A CEO who doesn't respect investors enough to take time to compile such status reports is him/herself the problem.
The investors had no chance of bringing their business knowledge and guidance into the project and helping to avoid a disaster.
I have been working in the startup environment all my life and have been on the executive side and on the oversight/board/investor side multiple times.
What I observed is this: CEOs who provide regular status reports to all investors have a much higher success rate than the ones who take money from investors and didn’t bother much with telling them what happened. In the worst case you hear from them too late, when the business is already busted.
The actual cycle (every 1 / 2 / 3 months) and depth (1–5 pages, with or without latest P&L) isn’t much of a differentiator.
But two things are important:
The report should mostly be compiled by the CEO him/herself. It is the monthly chance to review his/her progress using KPIs and compare them to the plan. He or she needs to “own” this numbers, know them by hard.
The report should go to every shareholder / investor / CLA holder. Not just within the board. Ideally even to all employees.
Only if these rules are followed can you reap the benefits, that is at least my conviction.
Every first day of the month the CEO and management sit down, review the latest numbers and KPIs and get a sense of where they are on the journey and how much the plans are actually in sync with reality. Are we still on track for the plan or do we need to correct either approach or plan?
Every month investors also have a chance to look at the trajectory of the company and contribute their experience – often by making connections to companies that have faced similar challenges or by sharing their personal experience/view.
In the 20 years I ran Paessler as founder/CEO, I sat down every first of the month and collected the final data from the previous month — revenue, number of customers, trial downloads, ad-clicks, churn, maintenance prolongation and every other KPI that was involved in our success.

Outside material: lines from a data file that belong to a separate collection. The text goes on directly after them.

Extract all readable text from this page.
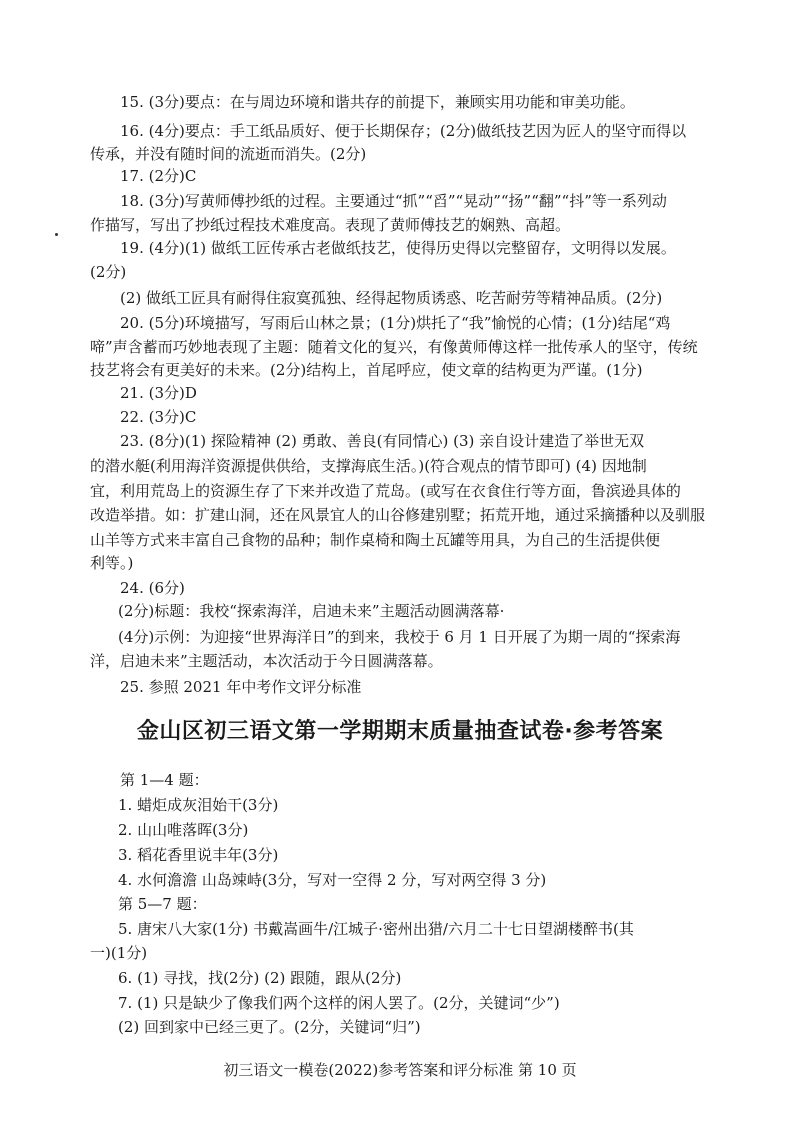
15. (3分)要点：在与周边环境和谐共存的前提下，兼顾实用功能和审美功能。
16. (4分)要点：手工纸品质好、便于长期保存；(2分)做纸技艺因为匠人的坚守而得以
传承，并没有随时间的流逝而消失。(2分)
17. (2分)C
18. (3分)写黄师傅抄纸的过程。主要通过“抓”“舀”“晃动”“扬”“翻”“抖”等一系列动
作描写，写出了抄纸过程技术难度高。表现了黄师傅技艺的娴熟、高超。
19. (4分)(1) 做纸工匠传承古老做纸技艺，使得历史得以完整留存，文明得以发展。
(2分)
(2) 做纸工匠具有耐得住寂寞孤独、经得起物质诱惑、吃苦耐劳等精神品质。(2分)
20. (5分)环境描写，写雨后山林之景；(1分)烘托了“我”愉悦的心情；(1分)结尾“鸡
啼”声含蓄而巧妙地表现了主题：随着文化的复兴，有像黄师傅这样一批传承人的坚守，传统
技艺将会有更美好的未来。(2分)结构上，首尾呼应，使文章的结构更为严谨。(1分)
21. (3分)D
22. (3分)C
23. (8分)(1) 探险精神 (2) 勇敢、善良(有同情心) (3) 亲自设计建造了举世无双
的潜水艇(利用海洋资源提供供给，支撑海底生活。)(符合观点的情节即可) (4) 因地制
宜，利用荒岛上的资源生存了下来并改造了荒岛。(或写在衣食住行等方面，鲁滨逊具体的
改造举措。如：扩建山洞，还在风景宜人的山谷修建别墅；拓荒开地，通过采摘播种以及驯服
山羊等方式来丰富自己食物的品种；制作桌椅和陶土瓦罐等用具，为自己的生活提供便
利等。)
24. (6分)
(2分)标题：我校“探索海洋，启迪未来”主题活动圆满落幕·
(4分)示例：为迎接“世界海洋日”的到来，我校于 6 月 1 日开展了为期一周的“探索海
洋，启迪未来”主题活动，本次活动于今日圆满落幕。
25. 参照 2021 年中考作文评分标准
金山区初三语文第一学期期末质量抽查试卷·参考答案
第 1—4 题：
1. 蜡炬成灰泪始干(3分)
2. 山山唯落晖(3分)
3. 稻花香里说丰年(3分)
4. 水何澹澹 山岛竦峙(3分，写对一空得 2 分，写对两空得 3 分)
第 5—7 题：
5. 唐宋八大家(1分) 书戴嵩画牛/江城子·密州出猎/六月二十七日望湖楼醉书(其
一)(1分)
6. (1) 寻找，找(2分) (2) 跟随，跟从(2分)
7. (1) 只是缺少了像我们两个这样的闲人罢了。(2分，关键词“少”)
(2) 回到家中已经三更了。(2分，关键词“归”)
初三语文一模卷(2022)参考答案和评分标准 第 10 页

I looked at the data and wrote an internal blog post/email to all shareholders and, in our case, even to all employees so everybody knew where we stood. I lived full transparency, even when it was painful at times. But at least we sustained the pain together.
In our first years my reports came from a long Excel spreadsheet that I filled manually (!) with each monthly data point. Later I programmed my own “CEO reporting system”, and eventually, as we grew beyond 200 employess, a sophisticated data lake/data warehouse from our IT team took over. But at that point we had already found out who our business works, we were far beyond product/market fit.
One thing never changed – the report was always my first job of the month, first thing in the morning, regardless of the weekday.
Because if a CEO cannot sit down once a month and explain to their investors exactly where the company stands, they probably don’t understand the business well enough themselves. And that will eventually lead to failure.